The latest Global Energy Monitor (GEM) report brings good news: Utility-scale solar and wind capacity in the ASEAN has increased by 20% since last year, reaching more than 28 GW. In the report, titled "Race To The Top SE Asia 2024," Southeast Asia emerges as a leader in the global clean energy effort.
The region's rapid growth in solar and wind power is driving its ambitious renewable energy goals. This increase in capacity also means that ASEAN is on track to meet its renewable energy targets ahead of schedule.
The report outlines several key elements contributing to the explosive growth of renewable energy in Southeast Asia. First, ASEAN countries have set ambitious targets to increase their use of renewable energy, with many aiming to generate 50% or more of their total energy from renewable sources by 2030. Second, a significant decline in the cost of solar and wind energy has made them more competitive with fossil fuels.
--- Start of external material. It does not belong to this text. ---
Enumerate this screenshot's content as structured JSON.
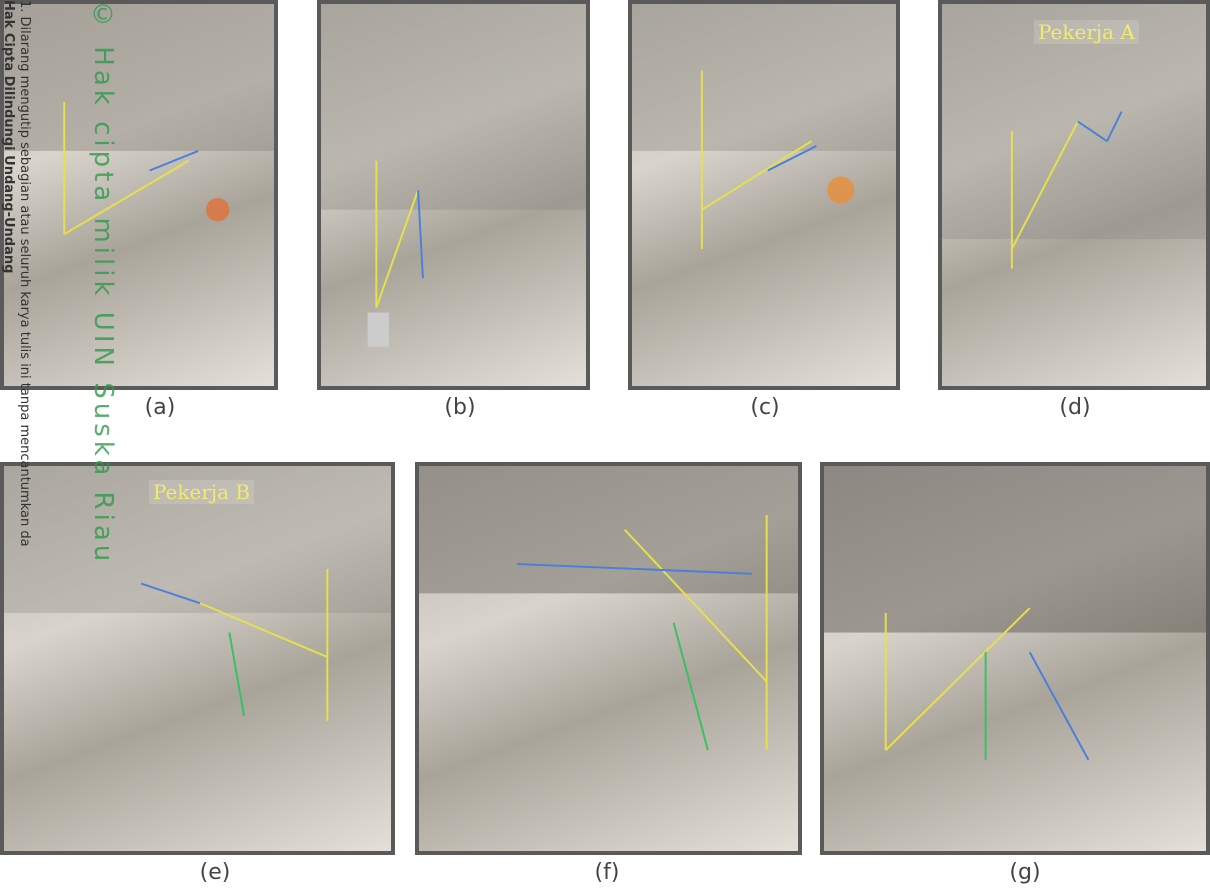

Third, awareness of the urgency to address climate change and air pollution is growing and becoming a major concern across the region.
Vietnam leads the region in utility-scale solar and wind capacity with 19 GW, followed by Thailand and the Philippines with 3 GW each. The potential for utility-scale solar and wind in the Philippines and Vietnam reaches 99 GW and 86 GW, respectively, accounting for 80% of the region's total capacity. This is the eighth and ninth largest proposed project potential in the world in terms of capacity.
The ASEAN region also has nearly five times more offshore wind potential (124 GW) than onshore wind, almost doubling the world's current operational offshore capacity (69 GW). This indicates a remarkable strength in renewable energy development in the Southeast Asian region.
Despite several promising projects, only a small portion of this capacity is currently under construction, about 6 GW or 3% of the total, a quarter of the global average.
The report also highlights challenges that need to be addressed if Southeast Asia is to maximize its renewable energy potential. One major obstacle is the difficulty of attracting investment. Although the cost of renewable energy is lower, it still requires significant initial capital investment. This is a clear hurdle for developing countries. Another challenge is grid integration, where grid management becomes increasingly complex with the growing contribution of intermittent renewable energy sources.
Meanwhile, with a target of 35% installed renewable energy capacity by 2025, ASEAN countries only need to add 10.7 GW of utility-scale projects beyond those currently under construction to meet this target. With 23 GW expected to be operational by 2025, the region is likely to surpass this milestone. Energy demand in the region has grown by an average of three percent annually over the past 20 years, a trend that is expected to continue through the end of the decade, according to the International Energy Agency.